Miss Pym and a Friend

Miss Pym and a Friend

Tuesday, June 5, 2012

Remarkable Creatures; Debt as Necessity

This is a remarkable novel by the author of The Girl with the Pearl Earring. It is about the lives of Mary Anningand Elzabath Philpot, self-educated fossil experts and hunters. Below are some interesting excerpts: On the loss of Mary's father-- "I was sad to lose him, but I had no time to dwell on it, for he left us with such debts and not a shilling in our pockets, mea nd Joe and Mam, and her carrying a baby born a month after we buried Pa." Experiencing grief was a luxury not all working class people had in the circa 1820s. The lullaby Mary sings to her doomed baby brother is "Don't Let me Die an Old Maid." Both women found what Pym would call full lives; their passion for fossils sustained them and gave them a career.

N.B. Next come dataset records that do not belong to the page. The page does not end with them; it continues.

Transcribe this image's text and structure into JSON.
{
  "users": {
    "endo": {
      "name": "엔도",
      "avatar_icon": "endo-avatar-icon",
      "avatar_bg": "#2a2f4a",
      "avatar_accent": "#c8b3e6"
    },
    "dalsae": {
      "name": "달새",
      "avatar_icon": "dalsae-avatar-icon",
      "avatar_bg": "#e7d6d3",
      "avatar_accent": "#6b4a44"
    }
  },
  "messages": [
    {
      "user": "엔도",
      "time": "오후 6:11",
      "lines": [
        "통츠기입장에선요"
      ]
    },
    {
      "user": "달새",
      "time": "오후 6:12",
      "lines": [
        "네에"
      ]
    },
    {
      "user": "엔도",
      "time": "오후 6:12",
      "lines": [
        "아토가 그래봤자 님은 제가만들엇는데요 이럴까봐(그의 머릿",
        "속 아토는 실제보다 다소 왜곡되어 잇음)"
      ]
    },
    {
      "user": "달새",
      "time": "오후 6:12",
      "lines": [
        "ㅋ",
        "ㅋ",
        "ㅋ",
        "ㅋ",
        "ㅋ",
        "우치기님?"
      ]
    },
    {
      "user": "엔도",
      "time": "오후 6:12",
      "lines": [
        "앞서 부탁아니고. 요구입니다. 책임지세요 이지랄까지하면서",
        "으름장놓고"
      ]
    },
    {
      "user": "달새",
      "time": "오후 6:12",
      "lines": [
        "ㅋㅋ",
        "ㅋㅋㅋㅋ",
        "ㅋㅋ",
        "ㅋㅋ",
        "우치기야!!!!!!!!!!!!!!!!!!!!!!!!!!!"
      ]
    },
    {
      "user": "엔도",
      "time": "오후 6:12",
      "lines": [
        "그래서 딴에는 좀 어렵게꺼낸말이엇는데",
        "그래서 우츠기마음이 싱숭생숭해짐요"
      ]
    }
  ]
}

Like so many of Austen's characters, Chevalier's Philpot is displaced on the death of her parents; her older brother and his wife inherit the family home and she and her sisters must live in Lyme on their 150 pounds per year. Only Margaret hopes to marry, but her hopes are dashed. A similar novel, a romance, based on a fossil hunter who is a woman and who lives during this time is Ravished, by Amanda Quick. This book captures the spirit and the follies of collectors/hunters/dealers, and touches on the facination of the curio cabinet, which was still thriving during Austen's time, and which was often furnished with fossils and relics from Darwin's exhibitions and other such trips. Single women do indeed take charge of various situations, and it is their knowledge which spurs them on. I found the book fascinating, but I am a collector/hunter-gatherer by nature. Many women in my book group, most retired teachers, found it "plodding."